Look in most eighteenth-century newspapers and you will be struck by the number of notices for lost dogs, absconding apprentices and missing bank notes. The range of lost ‘things’ included in such notices might astound you. People advertised all sorts of missing items, from anchors to monkeys, keys, walking sticks and lumps of timber. They did so in the hope that someone, somewhere would return them. Lost notices also regularly featured people who had run away, gone missing or left. Advertisements told of apprentices, servants, spouses, soldiers and enslaved people who had all gone.
When I first saw and read these notices they made me deeply curious. What were these notices? Who placed them and why? The notices also prompted multiple questions about ownership and loss in the eighteenth century. In a period where it was possible to own a watch, a banknote, a dog and even a person, what did it mean to own some thing or someone and why were eighteenth-century Britons so determined to reclaim their ‘property’? Keeping Hold: A Cultural and Social History of Possession in Eighteenth-Century Britain looks to watches, bank notes, dogs and people and examines what it meant to possess in this period.

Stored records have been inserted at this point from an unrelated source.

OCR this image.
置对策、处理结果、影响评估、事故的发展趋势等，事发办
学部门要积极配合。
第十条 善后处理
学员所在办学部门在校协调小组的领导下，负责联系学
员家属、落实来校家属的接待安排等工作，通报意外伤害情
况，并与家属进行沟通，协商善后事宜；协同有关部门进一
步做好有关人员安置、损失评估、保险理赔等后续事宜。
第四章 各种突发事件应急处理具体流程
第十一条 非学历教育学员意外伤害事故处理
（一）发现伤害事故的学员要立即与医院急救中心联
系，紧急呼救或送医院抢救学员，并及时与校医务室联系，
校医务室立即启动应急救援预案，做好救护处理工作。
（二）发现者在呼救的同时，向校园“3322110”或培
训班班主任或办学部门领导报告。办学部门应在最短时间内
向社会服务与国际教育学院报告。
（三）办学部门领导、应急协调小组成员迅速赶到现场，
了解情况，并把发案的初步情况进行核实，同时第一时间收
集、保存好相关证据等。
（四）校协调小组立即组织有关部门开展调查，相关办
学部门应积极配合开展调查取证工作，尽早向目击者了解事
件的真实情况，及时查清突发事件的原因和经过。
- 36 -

It was certainly difficult to keep hold of ‘possessions’ in the eighteenth century and became more so. The legal frameworks surrounding property were ambiguous, meaning that sustaining claims to ownership was often an active and ongoing process. At the same time, the expanding cities of the eighteenth century increasingly created spaces and interactions which undermined the stability of ownership. All the hustle and bustle could result in theft or sometimes, simply, forgetfulness. Changes to urban life not only impacted people’s ability to keep hold of personal items such as watches and banknotes, they also effected their ability to retain servants and apprentices. People working in these occupations had options. They could up and leave before the end of their hiring and find new work with relative ease. For those who were enslaved in Britain, cities also acted as spaces that might provide anonymity, or the networks needed to support freedom seeking.
When eighteenth-century Britons forgot their watch in a Hackney Carriage, suspected their banknote had been stolen near Cornhill, lost their dog in Green Park, or had their servant run away, they often placed newspaper notices. Analysing these notices alongside handbills, court cases, diaries and letters, Keeping Hold shows not only their conventions and complexities but also the levels of knowledge they demanded. To advertise you had to understand the intricacies of the system itself, but you also needed to be able to describe your item (and know which details were pertinent, and which were not).
In seeing the lengths people went to to reclaim their ‘property’ – keeping records, advertising in newspapers, printing and distributing handbills – we might ask why. Obviously, there was the economic value of these ‘things’. Watches, bank notes and dogs could be hugely valuable. There were also other values, that we might understand as sentimental. Dogs were not just working animals in this period, they were increasingly understood as ‘favourites’ and as pets. At the same time, watches were not just stores of wealth but were often heirlooms passed down within families. Alongside these values, Keeping Hold explores another set. It argues that keeping hold of certain forms of ‘property’ over time was also important to people’s sense of self. In other words, keeping a watch, or a dog, or even a servant over time, allowed people to retain a sense of coherence and self-possession. It also allowed them to display a coherent sense of self to others. While the eighteenth century is often understood as a period that increasingly valued novelty and newness, here we see how familiarity and stability could also be important.
Image: Paul Sandby, ‘A Family in Hyde Park’, undated. Yale Center for British Art, Paul Mellon Collection.
By exploring loss and losing, Keeping Hold shows how important claims to ownership and possession could be, but also how difficult they were to achieve.